In-line sales; margin expansion leads to beat on profitability
* Volume growth at 5%: Sales grew 7% YoY to INR13.1b (est. INR13.5b) in 3QFY25. The festive demand provided an initial boost but lacked sustained momentum throughout the quarter. Sales volume was up 4.7% YoY (est. 6.5%, 6.7% in 2QFY25) to 57.8m pieces. Growth was broad-based across categories.
* Strong margin expansion: Gross margin expanded ~330bp YoY to 56.3% (est. 54%) and EBITDA margin expanded to 430bp YoY at 23% (est. 19.7%). The margin expansion was primarily due to stable input costs and improved operating efficiency. Employee expenses were up 6% YoY and other expenses were up 2% YoY.
* Beat on profitability: EBITDA grew 32% YoY to INR3.0b (est. INR2.7b). PBT grew 36% YoY to INR2.7b (est. INR2.4b). Adj. PAT was up 34% YoY to INR2.0b (est. INR1.8b).
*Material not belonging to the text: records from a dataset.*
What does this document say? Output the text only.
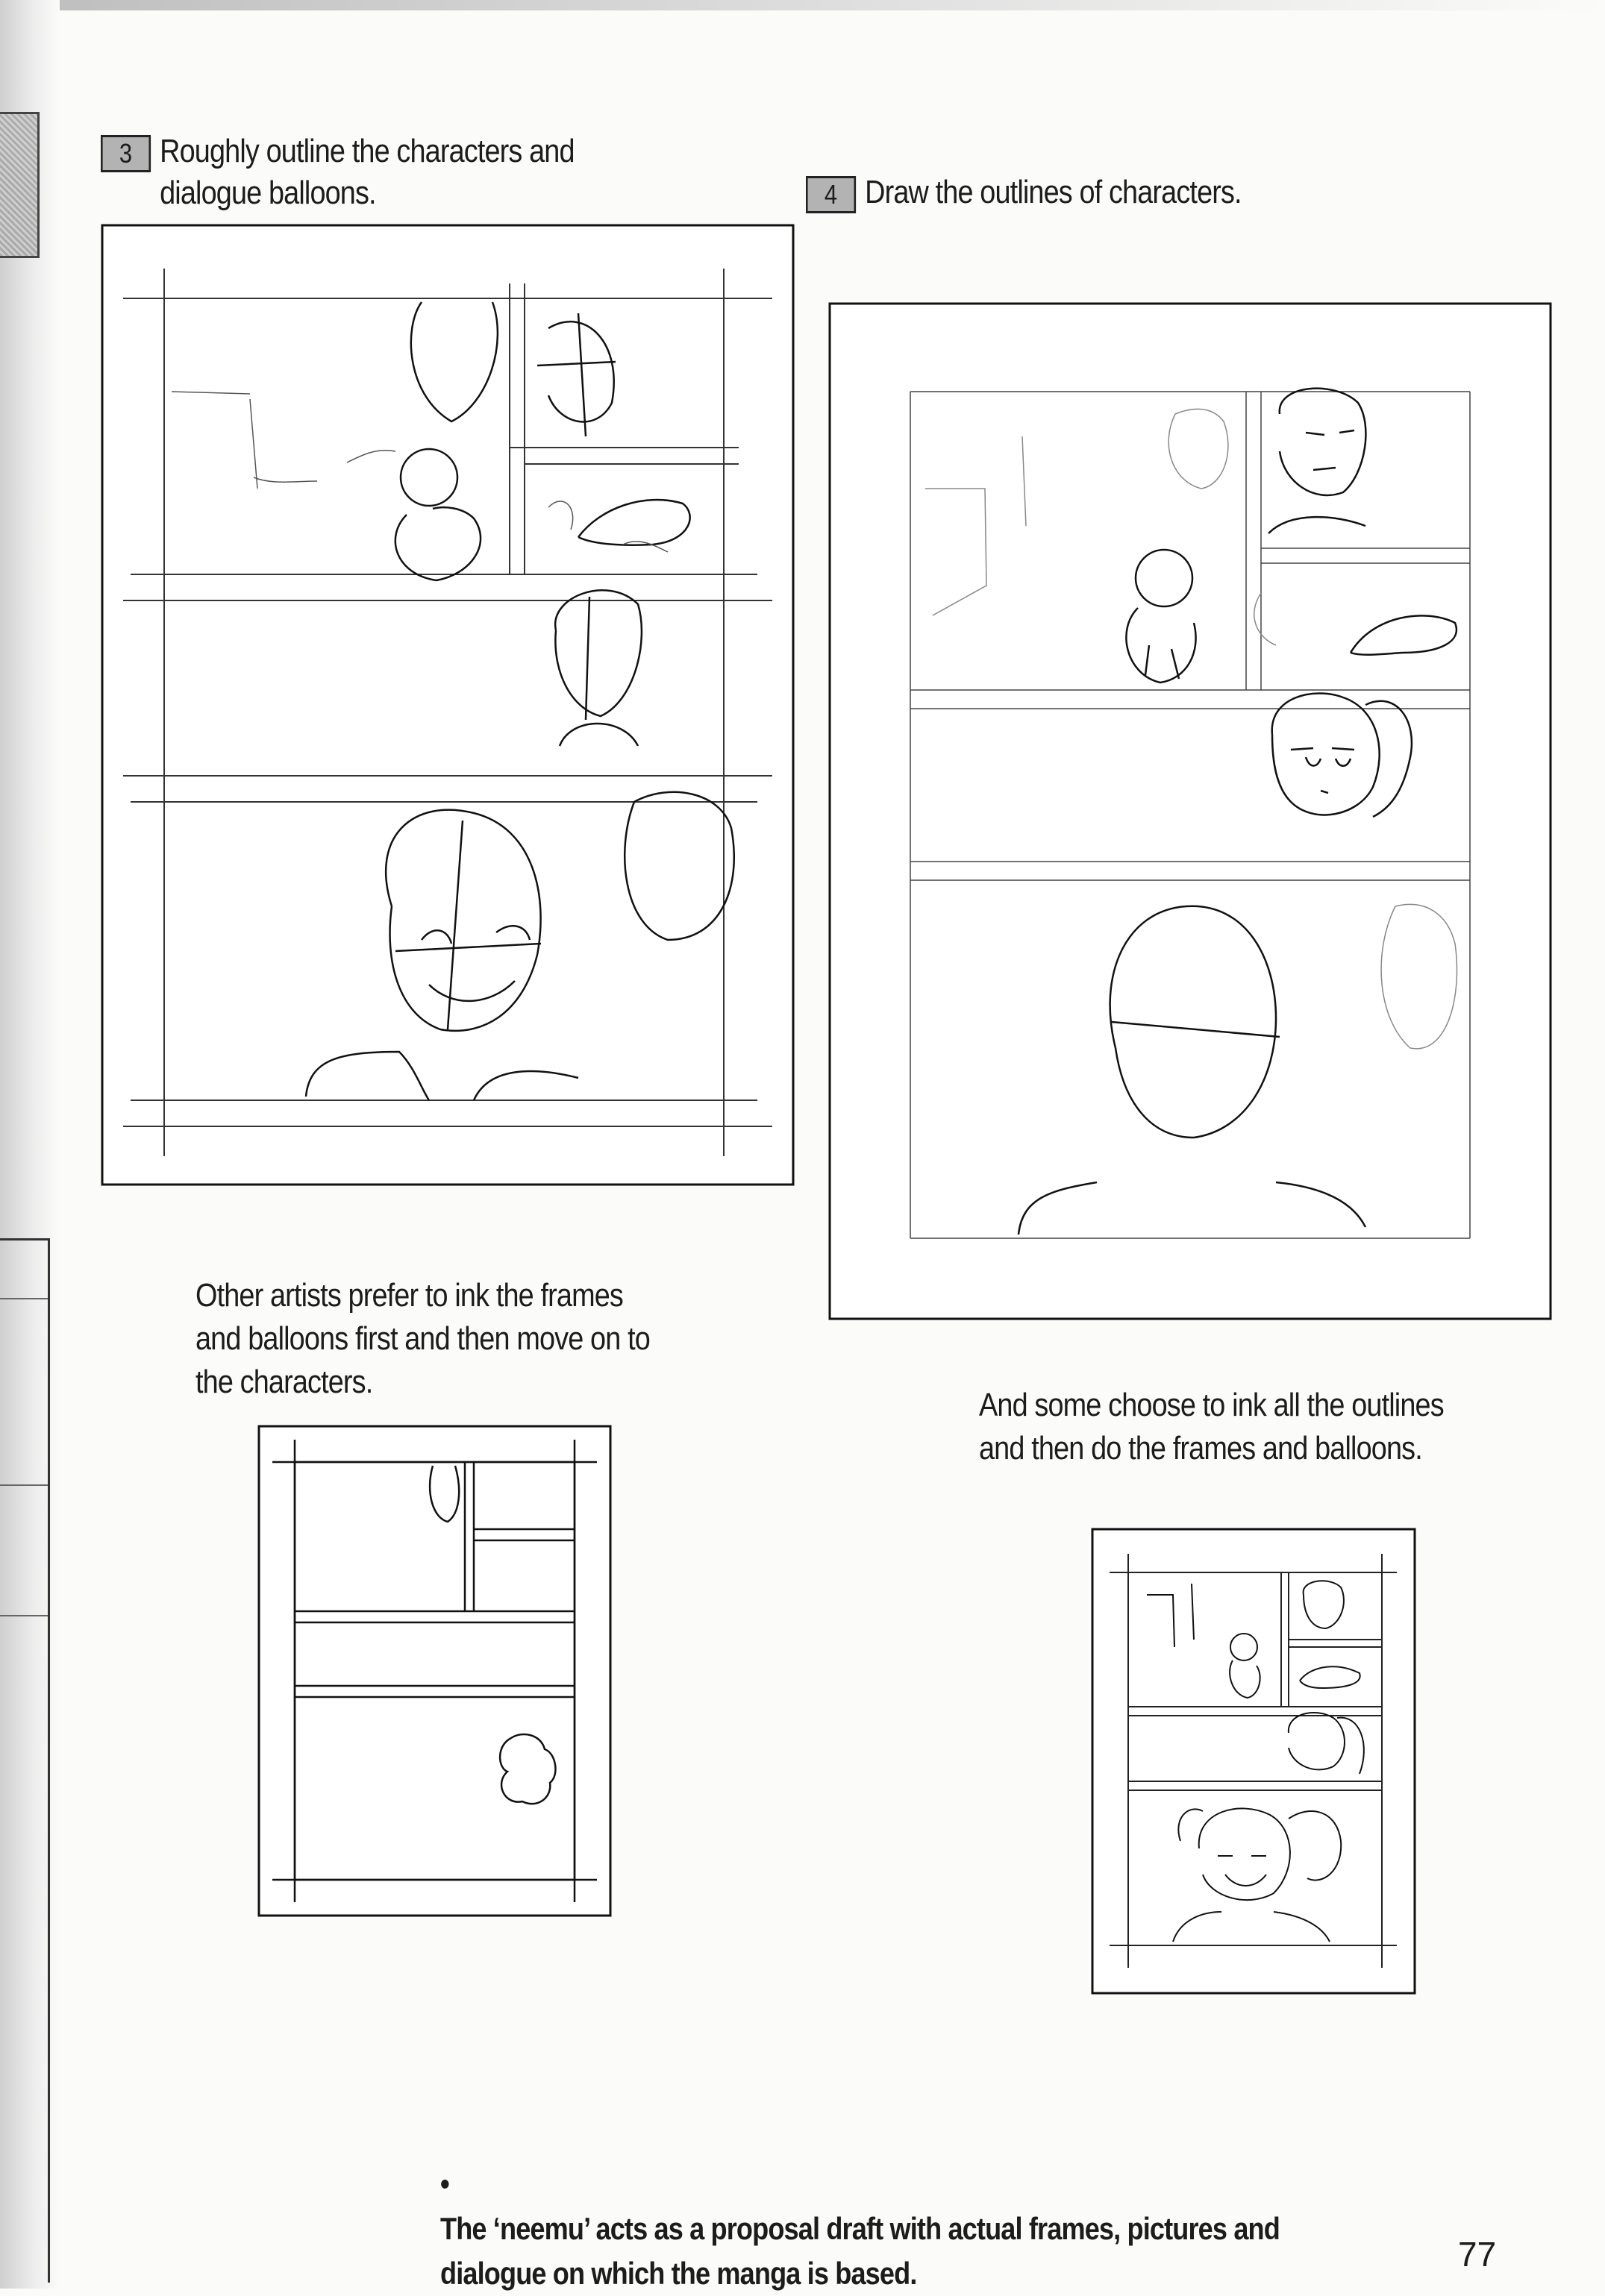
3 Roughly outline the characters and
dialogue balloons.	4 Draw the outlines of characters.
Other artists prefer to ink the frames
and balloons first and then move on to
the characters.
And some choose to ink all the outlines
and then do the frames and balloons.

•
The ‘neemu’ acts as a proposal draft with actual frames, pictures and
dialogue on which the manga is based.	77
* In 9MFY25, net sales, EBITDA, and APAT grew 7%/18%/23%, respectively
Highlights from the management commentary
* The operating environment in 3Q remained challenging due to subdued demand conditions. The festive demand provided an initial uplift but lacked sustained momentum throughout the quarter.
* The Odisha plant is set to be operational by March, along with an additional sewing facility in KR Pete, Karnataka. Together, the two plants will house 2,000 sewing machines, with the Odisha plant capable of running two shifts to meet future demand.
* The premium innerwear category saw strong consumer acceptance, driven by enhanced quality and product innovation.
* Inventory at the distributor level has been reduced by five days, with ~17.7-18m pieces of inventory in the system. Working capital days have improved to 65 days from 75 days at the end of FY24.
* The FY26 EBITDA margin guidance remains broadly unchanged at 19-21%
Valuation and view
* We largely maintain our EPS estimates for FY25 and FY26.
* We estimate a CAGR of 14%/15%/17% in sales/EBITDA/PAT over FY25-27E. Factors such as inventory optimization through the ARS system, new product launches, capacity expansion, and digitalization initiatives all support growth. Benign input costs and cost efficiencies are likely to lead to a better margin print. We believe the valuation will remain rich but have comfort in both growth and margin in the near term. We reiterate our BUY rating on the stock with a TP of INR57,500, premised on 65x Dec’26E EPS.